Setahun terakhir, aktivitas tambang emas ilegal di sekitar Sungai Batanghari, Sumatera Barat, ibarat bangkit dari kubur. Ekskavator kembali menggali lubang di tepi sungai yang ditinggalkan para petambang terdahulu.
Di Hutan Lindung Batanghari, setidaknya ditemukan delapan ekskavator. Belum lagi yang disembunyikan jauh ke dalam hutan saat mereka mengira ada razia. Tahun 2010-2014, lokasi itu dipenuhi para pemburu emas. Ratusan ekskavator dan pompa mesin air serta ribuan petambang beraktivitas di pinggir sungai dalam hutan lindung.
Petambang emas ilegal di Solok Selatan juga beraksi di tepi Sungai Batanghari dekat permukiman ataupun di anak-anak sungainya. Antara lain di pinggir Sungai Batanghari di Jorong Talantam dan Jorong Gasing, Nagari Lubuk Ulang Aling Selatan; serta Sungai Pamong Besar dan Sungai Pamong Kecil, Nagari Lubuk Gadang, Sangir.
Data Walhi Sumbar, sebulan terakhir ada 22 titik tambang emas ilegal di empat kecamatan, yakni Koto Parik Gadang Diateh, Sungai Pagu, Sangir, dan Sangir Batanghari, menggunakan 75 ekskavator. ”Ada 1.463 pekerja laki-laki, 74 pekerja perempuan, dan 3 pekerja anak,” kata anggota staf Advokasi dan Penegakan Hukum Walhi Sumbar, Zulpriadi , Rabu (4/12).
Tambang emas ilegal juga marak di Dharmasraya dan Sijunjung. Di Dharmasraya, petambang beraktivitas di pinggir Sungai Batanghari dan anak-anak sungainya. Umumnya mereka menggunakan rakit dengan mesin pompa air.
Petambang juga beraktivitas di Taman Bumi Nasional Silokek yang beberapa tahun terakhir gencar dipromosikan sebagai destinasi wisata baru primadona turis mancanegara.
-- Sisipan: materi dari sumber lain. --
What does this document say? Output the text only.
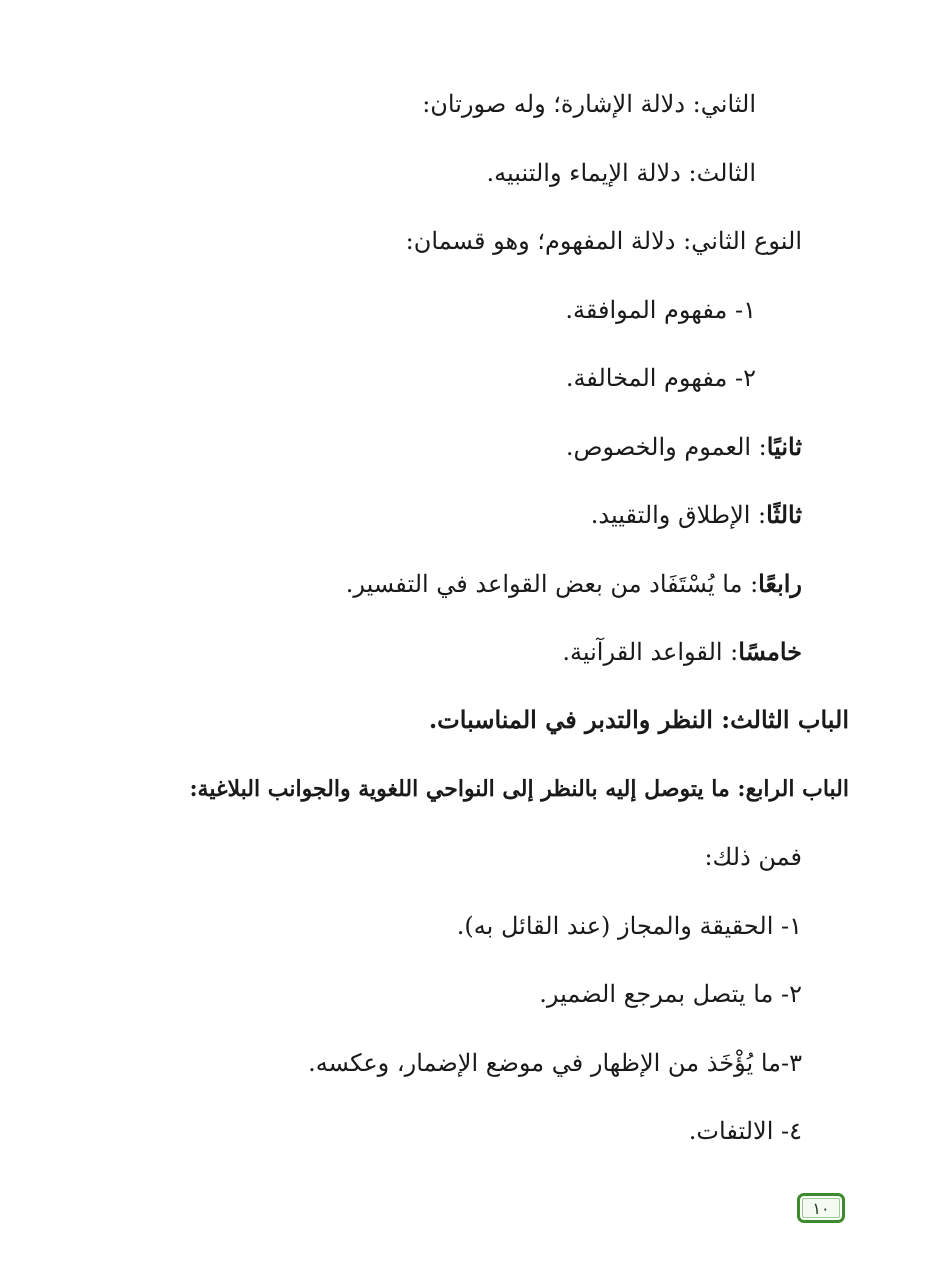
الثاني: دلالة الإشارة؛ وله صورتان:
الثالث: دلالة الإيماء والتنبيه.
النوع الثاني: دلالة المفهوم؛ وهو قسمان:
١- مفهوم الموافقة.
٢- مفهوم المخالفة.
ثانيًا: العموم والخصوص.
ثالثًا: الإطلاق والتقييد.
رابعًا: ما يُسْتَفَاد من بعض القواعد في التفسير.
خامسًا: القواعد القرآنية.
الباب الثالث: النظر والتدبر في المناسبات.
الباب الرابع: ما يتوصل إليه بالنظر إلى النواحي اللغوية والجوانب البلاغية:
فمن ذلك:
١- الحقيقة والمجاز (عند القائل به).
٢- ما يتصل بمرجع الضمير.
٣-ما يُؤْخَذ من الإظهار في موضع الإضمار، وعكسه.
٤- الالتفات.
١٠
Di pinggir Sungai Baye, Kecamatan Koto Baru, Dharmasraya, Rabu (27/11), misalnya, enam rakit petambang beraktivitas di radius 1 kilometer di tengah kebun karet. Di Sijunjung, aktivitas tambang emas ditemukan di Sungai Batang Kuantan dan anak sungainya. Petambang juga beraktivitas di Taman Bumi Nasional Silokek yang beberapa tahun terakhir gencar dipromosikan sebagai destinasi wisata baru primadona turis mancanegara. Salah satu titik tambang hanya 300 meter dari kantor Wali Nagari Silokek.
Ada pelindung
Para petambang di ketiga kabupaten itu mengaku bisa beraktivitas secara bebas karena mendapatkan ”restu” dari aparat keamanan. Para induk semang memberikan setoran, baik untuk memasukkan ekskavator ke lokasi maupun untuk jaminan bulanan.
Di Hutan Lindung Batanghari, Mahyulita (41), pemilik lahan tambang, mengaku menyetor Rp 10 juta ke oknum polisi di Solok Selatan. Dia juga menyebut keterlibatan oknum anggota DPRD Solok Selatan sebagai pemilik ekskavator dan oknum anggota DPRD Sumbar sebagai koordinator.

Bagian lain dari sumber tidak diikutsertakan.